BERLIN -- A lawyer for a 94-year-old former SS sergeant who served at the Auschwitz death camp urged a German court Tuesday to acquit his client of charges that he was an accessory to murder.

Defendant Oskar Groening has testified that he guarded prisoners' baggage after they arrived at Auschwitz and collected money stolen from them. Prosecutors say that amounts to helping the death camp function.

Defence lawyer Hans Holtermann, however, said in his closing arguments that as far as the law is concerned Groening did not facilitate mass murder, news agency dpa reported.

The state court in Lueneburg, in northern Germany, plans to issue its verdict on Wednesday.

Groening said when his trial opened in April that he bears a share of the moral guilt for atrocities at the camp but that it was up to judges to determine whether he is guilty under criminal law.

Oskar Groening is being tried on 300,000 counts of accessory to murder, related to a period between May and July 1944 when hundreds of thousands Jews from Hungary were brought to the Auschwitz-Birkenau complex in Nazi-occupied Poland. Most were immediately gassed to death.

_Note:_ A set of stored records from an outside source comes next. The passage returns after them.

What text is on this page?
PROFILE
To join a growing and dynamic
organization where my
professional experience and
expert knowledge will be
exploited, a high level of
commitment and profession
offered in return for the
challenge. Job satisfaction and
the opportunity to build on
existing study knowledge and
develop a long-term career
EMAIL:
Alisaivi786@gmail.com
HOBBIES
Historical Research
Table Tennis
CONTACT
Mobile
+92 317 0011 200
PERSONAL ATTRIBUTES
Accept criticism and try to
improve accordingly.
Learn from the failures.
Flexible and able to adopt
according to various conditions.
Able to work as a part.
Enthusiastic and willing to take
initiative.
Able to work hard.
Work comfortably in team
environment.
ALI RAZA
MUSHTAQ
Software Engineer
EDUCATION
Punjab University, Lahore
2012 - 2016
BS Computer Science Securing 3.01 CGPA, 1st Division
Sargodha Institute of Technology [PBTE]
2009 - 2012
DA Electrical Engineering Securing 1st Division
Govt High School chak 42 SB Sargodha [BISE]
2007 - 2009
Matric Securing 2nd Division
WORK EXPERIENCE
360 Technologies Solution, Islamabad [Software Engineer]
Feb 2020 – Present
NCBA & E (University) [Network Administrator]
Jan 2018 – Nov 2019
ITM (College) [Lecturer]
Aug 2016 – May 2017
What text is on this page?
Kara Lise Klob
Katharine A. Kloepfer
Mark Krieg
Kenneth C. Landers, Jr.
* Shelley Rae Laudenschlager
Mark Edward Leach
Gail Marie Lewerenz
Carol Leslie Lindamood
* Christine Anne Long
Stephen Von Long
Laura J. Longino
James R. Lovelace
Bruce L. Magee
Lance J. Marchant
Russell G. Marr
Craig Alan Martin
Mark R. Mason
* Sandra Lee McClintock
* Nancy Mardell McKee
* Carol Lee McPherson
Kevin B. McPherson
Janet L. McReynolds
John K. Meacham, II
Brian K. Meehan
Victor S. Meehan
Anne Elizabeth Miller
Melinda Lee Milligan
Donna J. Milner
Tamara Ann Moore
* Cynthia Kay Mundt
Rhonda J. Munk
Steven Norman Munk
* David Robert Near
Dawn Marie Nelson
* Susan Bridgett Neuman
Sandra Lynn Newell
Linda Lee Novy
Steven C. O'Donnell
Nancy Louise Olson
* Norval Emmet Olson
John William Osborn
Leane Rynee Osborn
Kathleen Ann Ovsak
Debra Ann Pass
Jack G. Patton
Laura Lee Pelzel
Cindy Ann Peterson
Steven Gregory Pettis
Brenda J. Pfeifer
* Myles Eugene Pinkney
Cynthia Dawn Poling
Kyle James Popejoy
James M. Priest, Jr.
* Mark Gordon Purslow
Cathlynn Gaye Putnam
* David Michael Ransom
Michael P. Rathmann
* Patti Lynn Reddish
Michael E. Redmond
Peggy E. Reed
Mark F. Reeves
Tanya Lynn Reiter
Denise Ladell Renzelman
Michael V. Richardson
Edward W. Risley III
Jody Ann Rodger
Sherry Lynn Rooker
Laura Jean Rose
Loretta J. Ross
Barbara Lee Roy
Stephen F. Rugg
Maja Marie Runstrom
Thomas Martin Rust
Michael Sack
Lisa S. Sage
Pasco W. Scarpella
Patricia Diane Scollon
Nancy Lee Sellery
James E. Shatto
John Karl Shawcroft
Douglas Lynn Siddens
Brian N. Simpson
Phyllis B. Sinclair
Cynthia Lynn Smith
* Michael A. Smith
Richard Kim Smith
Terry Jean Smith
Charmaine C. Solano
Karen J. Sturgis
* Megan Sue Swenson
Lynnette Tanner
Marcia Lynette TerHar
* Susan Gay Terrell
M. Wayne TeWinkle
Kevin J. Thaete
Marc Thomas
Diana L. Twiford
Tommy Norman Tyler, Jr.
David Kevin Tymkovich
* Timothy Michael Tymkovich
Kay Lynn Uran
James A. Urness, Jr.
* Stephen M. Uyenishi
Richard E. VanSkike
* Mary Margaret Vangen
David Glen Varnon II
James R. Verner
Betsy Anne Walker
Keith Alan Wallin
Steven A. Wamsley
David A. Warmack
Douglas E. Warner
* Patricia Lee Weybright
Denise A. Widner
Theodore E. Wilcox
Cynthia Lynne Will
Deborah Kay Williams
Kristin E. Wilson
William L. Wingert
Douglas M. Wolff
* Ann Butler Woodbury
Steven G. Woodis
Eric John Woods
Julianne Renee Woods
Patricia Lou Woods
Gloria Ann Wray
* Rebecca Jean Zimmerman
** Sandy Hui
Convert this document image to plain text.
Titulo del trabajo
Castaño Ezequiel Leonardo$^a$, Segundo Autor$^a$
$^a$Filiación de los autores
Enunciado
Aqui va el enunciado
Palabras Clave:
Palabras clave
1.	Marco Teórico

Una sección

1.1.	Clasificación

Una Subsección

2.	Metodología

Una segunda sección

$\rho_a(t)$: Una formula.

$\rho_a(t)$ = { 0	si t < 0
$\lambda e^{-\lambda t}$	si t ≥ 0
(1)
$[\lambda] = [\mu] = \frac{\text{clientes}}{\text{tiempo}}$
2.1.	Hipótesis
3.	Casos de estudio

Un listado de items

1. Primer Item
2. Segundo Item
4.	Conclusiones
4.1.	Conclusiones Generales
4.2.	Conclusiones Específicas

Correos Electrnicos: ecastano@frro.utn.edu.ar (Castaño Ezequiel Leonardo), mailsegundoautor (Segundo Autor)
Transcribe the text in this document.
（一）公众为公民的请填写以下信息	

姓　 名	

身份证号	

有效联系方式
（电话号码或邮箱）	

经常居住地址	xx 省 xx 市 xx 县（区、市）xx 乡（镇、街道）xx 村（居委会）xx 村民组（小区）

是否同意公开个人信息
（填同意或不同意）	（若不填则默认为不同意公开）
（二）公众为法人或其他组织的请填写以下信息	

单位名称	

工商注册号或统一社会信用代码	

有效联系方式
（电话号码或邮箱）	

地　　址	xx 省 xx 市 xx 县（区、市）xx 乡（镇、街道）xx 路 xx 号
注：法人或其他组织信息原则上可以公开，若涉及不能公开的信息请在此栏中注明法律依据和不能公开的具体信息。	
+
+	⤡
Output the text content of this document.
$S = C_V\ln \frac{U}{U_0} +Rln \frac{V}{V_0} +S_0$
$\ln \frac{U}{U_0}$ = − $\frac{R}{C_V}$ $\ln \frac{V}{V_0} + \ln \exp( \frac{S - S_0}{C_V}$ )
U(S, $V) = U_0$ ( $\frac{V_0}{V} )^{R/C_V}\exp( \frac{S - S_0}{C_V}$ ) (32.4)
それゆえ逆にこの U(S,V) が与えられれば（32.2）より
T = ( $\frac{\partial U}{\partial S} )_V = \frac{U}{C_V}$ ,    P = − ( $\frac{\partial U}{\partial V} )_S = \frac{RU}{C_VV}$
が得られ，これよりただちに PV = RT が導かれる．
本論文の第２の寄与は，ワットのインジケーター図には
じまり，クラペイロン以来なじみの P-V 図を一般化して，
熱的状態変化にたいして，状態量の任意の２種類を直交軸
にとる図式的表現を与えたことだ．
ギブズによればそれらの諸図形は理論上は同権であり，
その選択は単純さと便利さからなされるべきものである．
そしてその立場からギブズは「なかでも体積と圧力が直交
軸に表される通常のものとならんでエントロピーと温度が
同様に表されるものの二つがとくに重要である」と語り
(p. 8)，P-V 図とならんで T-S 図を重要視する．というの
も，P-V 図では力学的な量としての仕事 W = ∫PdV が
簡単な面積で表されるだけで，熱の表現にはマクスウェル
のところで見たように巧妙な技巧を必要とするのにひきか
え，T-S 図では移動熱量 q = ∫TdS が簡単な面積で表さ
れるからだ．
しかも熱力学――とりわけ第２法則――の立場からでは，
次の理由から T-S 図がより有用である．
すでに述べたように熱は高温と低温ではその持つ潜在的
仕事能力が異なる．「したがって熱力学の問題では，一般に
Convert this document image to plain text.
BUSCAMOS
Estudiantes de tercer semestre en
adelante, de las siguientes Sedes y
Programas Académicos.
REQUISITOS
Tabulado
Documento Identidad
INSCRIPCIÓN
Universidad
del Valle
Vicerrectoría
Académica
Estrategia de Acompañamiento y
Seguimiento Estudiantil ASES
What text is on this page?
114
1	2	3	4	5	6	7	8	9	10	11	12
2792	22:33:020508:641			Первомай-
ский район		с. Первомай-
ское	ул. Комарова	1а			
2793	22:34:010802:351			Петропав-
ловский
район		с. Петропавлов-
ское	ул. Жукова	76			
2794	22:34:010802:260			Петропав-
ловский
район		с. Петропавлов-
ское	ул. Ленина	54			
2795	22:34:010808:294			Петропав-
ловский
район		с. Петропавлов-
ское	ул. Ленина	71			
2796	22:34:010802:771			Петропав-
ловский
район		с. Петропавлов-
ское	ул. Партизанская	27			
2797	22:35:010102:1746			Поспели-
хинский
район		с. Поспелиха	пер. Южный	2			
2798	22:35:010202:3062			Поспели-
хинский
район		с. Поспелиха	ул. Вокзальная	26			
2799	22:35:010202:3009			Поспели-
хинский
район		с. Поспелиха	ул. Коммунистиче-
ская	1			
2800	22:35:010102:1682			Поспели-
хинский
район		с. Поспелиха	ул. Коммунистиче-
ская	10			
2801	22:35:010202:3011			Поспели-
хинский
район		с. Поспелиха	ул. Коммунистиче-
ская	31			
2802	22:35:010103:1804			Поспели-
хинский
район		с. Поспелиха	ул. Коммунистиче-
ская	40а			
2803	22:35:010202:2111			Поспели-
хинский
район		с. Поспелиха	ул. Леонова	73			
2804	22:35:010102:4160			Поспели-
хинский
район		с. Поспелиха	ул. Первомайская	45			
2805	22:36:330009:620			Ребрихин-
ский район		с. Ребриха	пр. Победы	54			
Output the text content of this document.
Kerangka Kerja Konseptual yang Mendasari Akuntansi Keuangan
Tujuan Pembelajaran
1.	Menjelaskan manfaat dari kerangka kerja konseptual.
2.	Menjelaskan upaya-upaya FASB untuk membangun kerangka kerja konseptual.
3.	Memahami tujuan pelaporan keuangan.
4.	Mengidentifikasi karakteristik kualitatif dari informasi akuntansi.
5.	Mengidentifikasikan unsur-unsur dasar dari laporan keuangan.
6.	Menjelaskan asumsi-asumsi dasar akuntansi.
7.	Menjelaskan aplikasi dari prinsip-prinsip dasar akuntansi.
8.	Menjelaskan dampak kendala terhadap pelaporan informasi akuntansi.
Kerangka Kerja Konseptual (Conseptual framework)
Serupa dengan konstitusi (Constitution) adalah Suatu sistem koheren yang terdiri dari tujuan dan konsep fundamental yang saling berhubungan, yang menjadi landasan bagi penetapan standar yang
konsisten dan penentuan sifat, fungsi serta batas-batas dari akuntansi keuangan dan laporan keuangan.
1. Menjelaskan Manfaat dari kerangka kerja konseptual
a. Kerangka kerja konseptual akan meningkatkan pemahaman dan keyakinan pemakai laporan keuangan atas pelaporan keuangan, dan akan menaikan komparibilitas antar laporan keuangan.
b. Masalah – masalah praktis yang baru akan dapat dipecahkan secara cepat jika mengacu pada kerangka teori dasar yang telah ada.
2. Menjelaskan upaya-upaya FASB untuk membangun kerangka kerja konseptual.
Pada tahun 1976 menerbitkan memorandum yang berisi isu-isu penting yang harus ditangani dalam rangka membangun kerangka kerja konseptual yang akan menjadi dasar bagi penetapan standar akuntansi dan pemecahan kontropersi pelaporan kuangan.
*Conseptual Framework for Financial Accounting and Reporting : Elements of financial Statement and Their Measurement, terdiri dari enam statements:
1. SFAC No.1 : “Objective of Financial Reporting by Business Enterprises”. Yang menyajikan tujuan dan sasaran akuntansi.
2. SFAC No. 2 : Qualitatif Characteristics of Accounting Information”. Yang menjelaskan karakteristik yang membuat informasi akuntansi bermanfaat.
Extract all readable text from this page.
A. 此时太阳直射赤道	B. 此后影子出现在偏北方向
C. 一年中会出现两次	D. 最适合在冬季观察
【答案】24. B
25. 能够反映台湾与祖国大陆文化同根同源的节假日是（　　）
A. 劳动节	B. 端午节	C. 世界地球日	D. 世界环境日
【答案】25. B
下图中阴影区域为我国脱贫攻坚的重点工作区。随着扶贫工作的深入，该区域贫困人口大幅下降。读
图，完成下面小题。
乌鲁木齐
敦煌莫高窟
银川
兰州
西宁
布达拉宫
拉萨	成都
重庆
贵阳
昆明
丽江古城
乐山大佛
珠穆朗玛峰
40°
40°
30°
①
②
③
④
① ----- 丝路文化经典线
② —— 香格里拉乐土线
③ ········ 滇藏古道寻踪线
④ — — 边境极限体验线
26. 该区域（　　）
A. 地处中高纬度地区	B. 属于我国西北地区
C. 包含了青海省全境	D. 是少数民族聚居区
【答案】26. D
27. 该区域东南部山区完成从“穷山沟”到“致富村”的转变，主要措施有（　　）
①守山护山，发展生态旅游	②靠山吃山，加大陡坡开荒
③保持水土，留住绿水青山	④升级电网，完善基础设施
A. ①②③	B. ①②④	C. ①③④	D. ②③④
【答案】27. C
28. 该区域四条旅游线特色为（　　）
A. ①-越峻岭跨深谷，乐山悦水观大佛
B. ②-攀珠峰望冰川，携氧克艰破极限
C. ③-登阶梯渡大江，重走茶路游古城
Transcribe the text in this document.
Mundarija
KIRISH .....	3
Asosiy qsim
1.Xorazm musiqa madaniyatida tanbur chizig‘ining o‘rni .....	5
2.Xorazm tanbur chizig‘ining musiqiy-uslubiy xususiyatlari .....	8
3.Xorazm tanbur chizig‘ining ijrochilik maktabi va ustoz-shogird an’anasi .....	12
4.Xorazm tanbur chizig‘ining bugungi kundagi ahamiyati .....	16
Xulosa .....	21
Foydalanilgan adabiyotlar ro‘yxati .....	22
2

If convicted, Groening could get from three to 15 years in prison. Prosecutors have asked for 3 1/2 years, but recommended that 14 to 22 months be deducted from his sentence because it took so long to bring him to trial. Groening was previously investigated in the 1970s but authorities then shelved the case.

Another defence lawyer, Susanne Frangenberg, called for Groening not to be punished if he is convicted. She pointed to the delay in bringing him to trial and to his openness about his past, which is unusual for trials of former Nazi camp guards.